The 3 phases of gastric secretions


Cephalic phase-

  • This is initiated by the sight, thought or smell of food. Which can either increase the stimulation of stomach secretions or inhibit them. As you have probably experienced before, the thought of a nice meal will increase the saliva in your mouth and give you the sensation that your mouth is watering. If you haven’t ever noticed this phenomenon, try it now. Imagine your most favourite meal, notice an increase in saliva? As you can imagine this can happen, the smell of rotten food can decrease appetite and therefore, inhibit stomach secretions.
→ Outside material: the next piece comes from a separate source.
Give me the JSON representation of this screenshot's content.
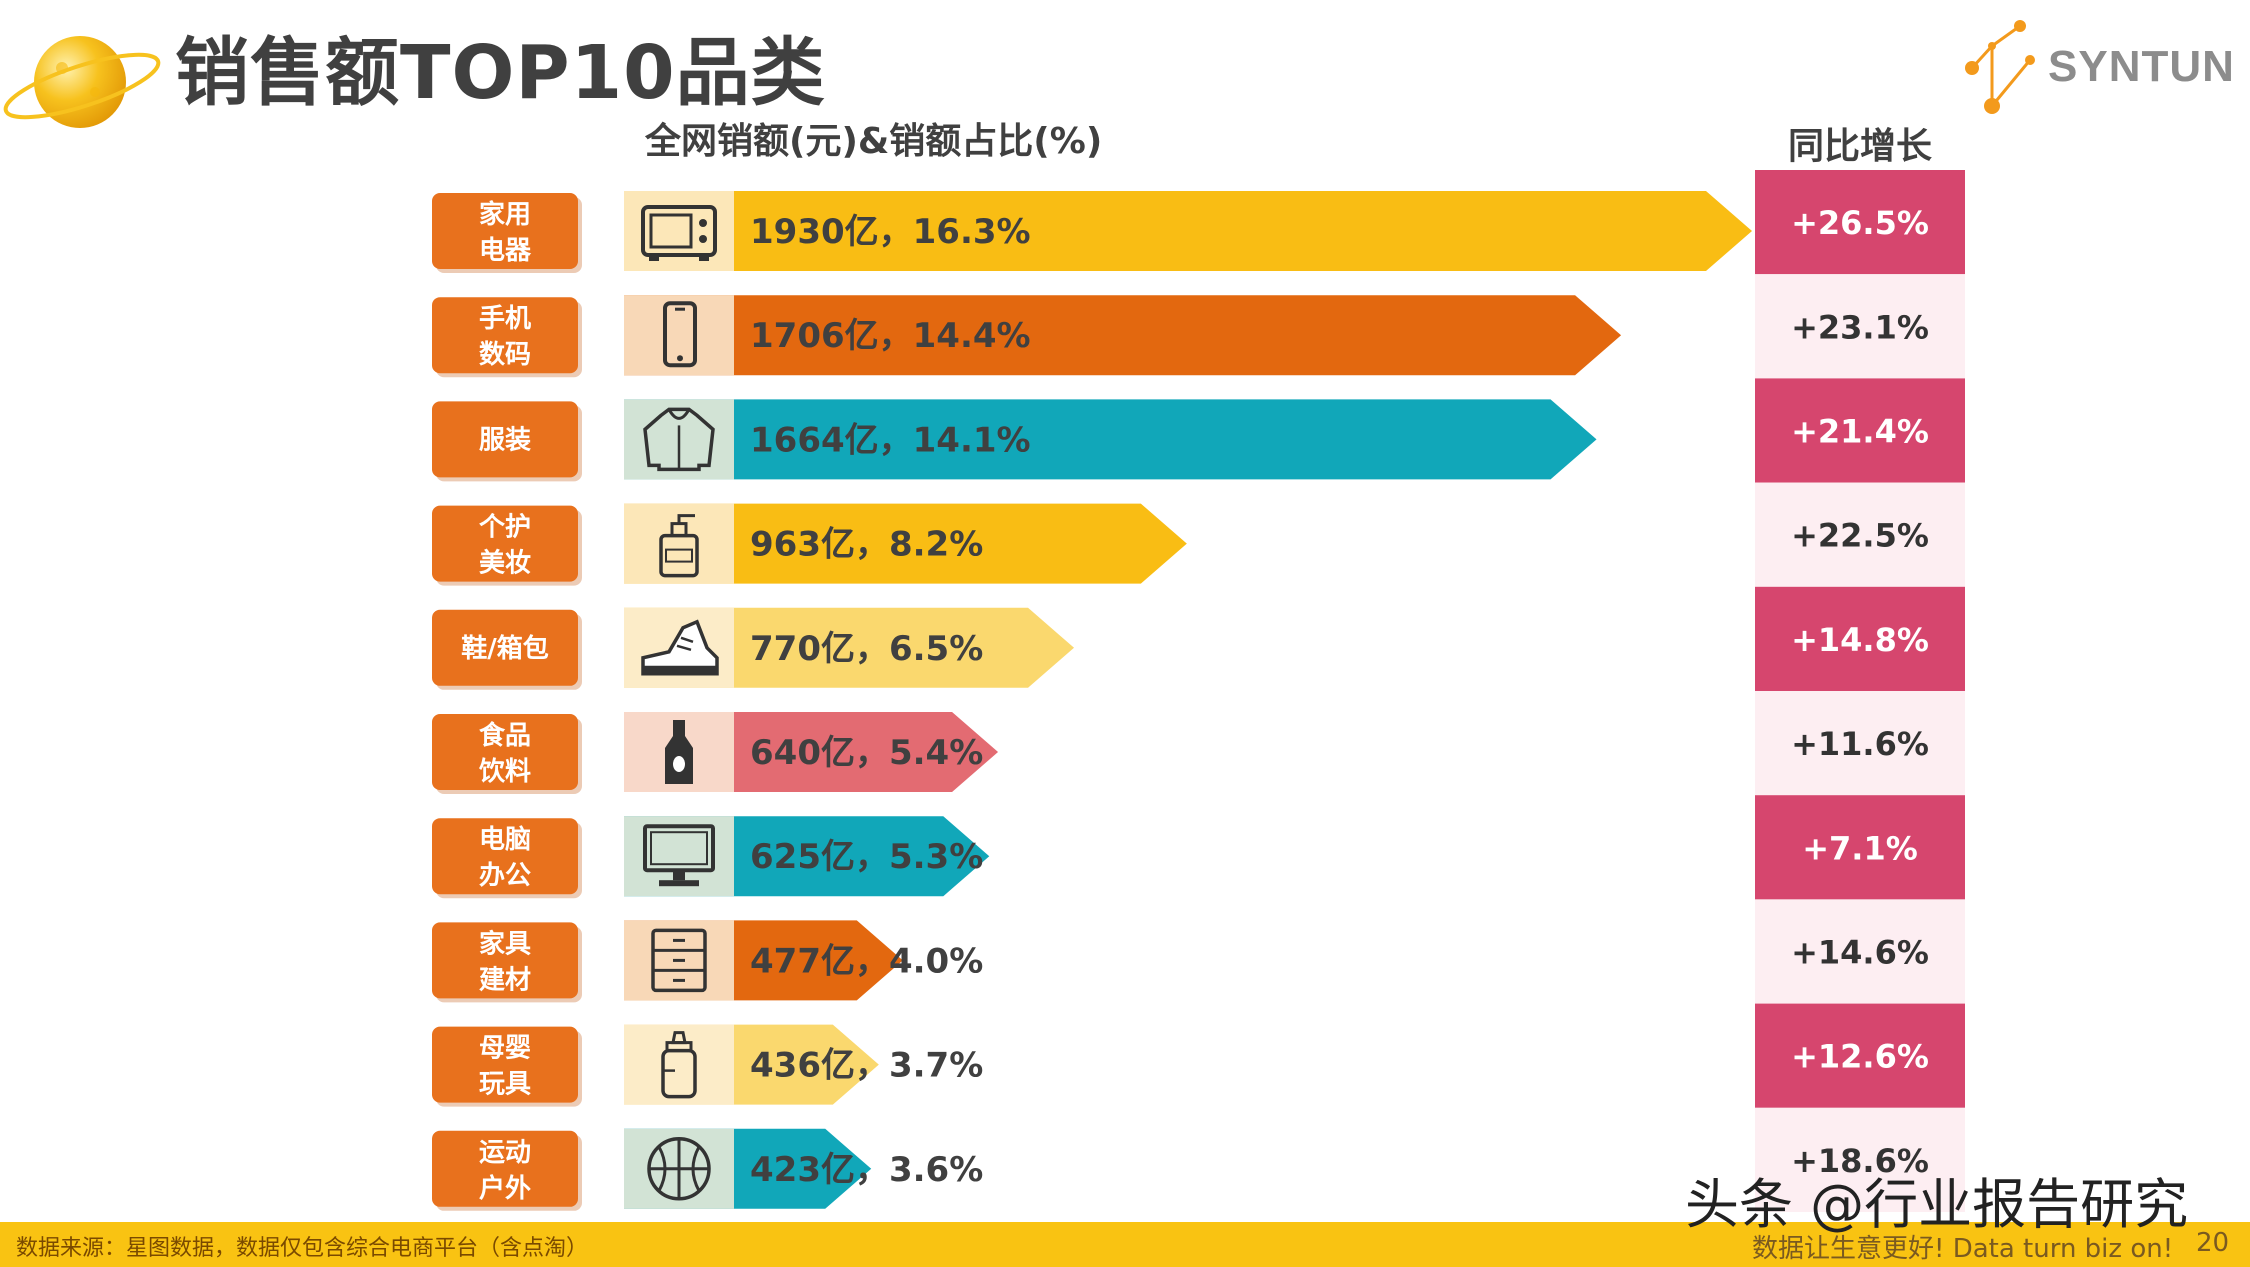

  • The image below is useful in describing the mechanisms which govern the inhibition or stimulation of stomach secretions.

Gastric phase-

  • This phase occurs when the food reaches the stomach, causing it to distend. This distension then increases the stomach secretions, this can also be completed by an increase in PH. A decrease in PH has an opposite effect, this inhibits stomach secretions.

  • As you may know, stomach secretions are acidic and therefore, the addition of chyme (partially digested food) decreases the PH and therefore, inhibits stomach secretions. If this process did not occur then there would be an increase in peptic (stomach) ulcers caused by over acidification. Over acidification is known as Zollinger-Ellison syndrome and is caused by over secretion of gastrin which promotes and stimulates the release of hydrochloric acid. The extra hydrochloric acid decreases the PH further which causes damage to the mucosa lining of the stomach which normally protects the stomach from corrosion. This results in peptic ulcers which are extremely painful during eating.

Intestinal phase-

  • The chyme has now moved from the stomach into the duodenum (first section of the small intestine) via the pyloric sphincter. This causes a distention of the duodenum, distention plus the presence of fatty acidic chyme inhibits stomach secretions and prevents over acidification. A breakdown of this process would result in an increase in peptic ulcers.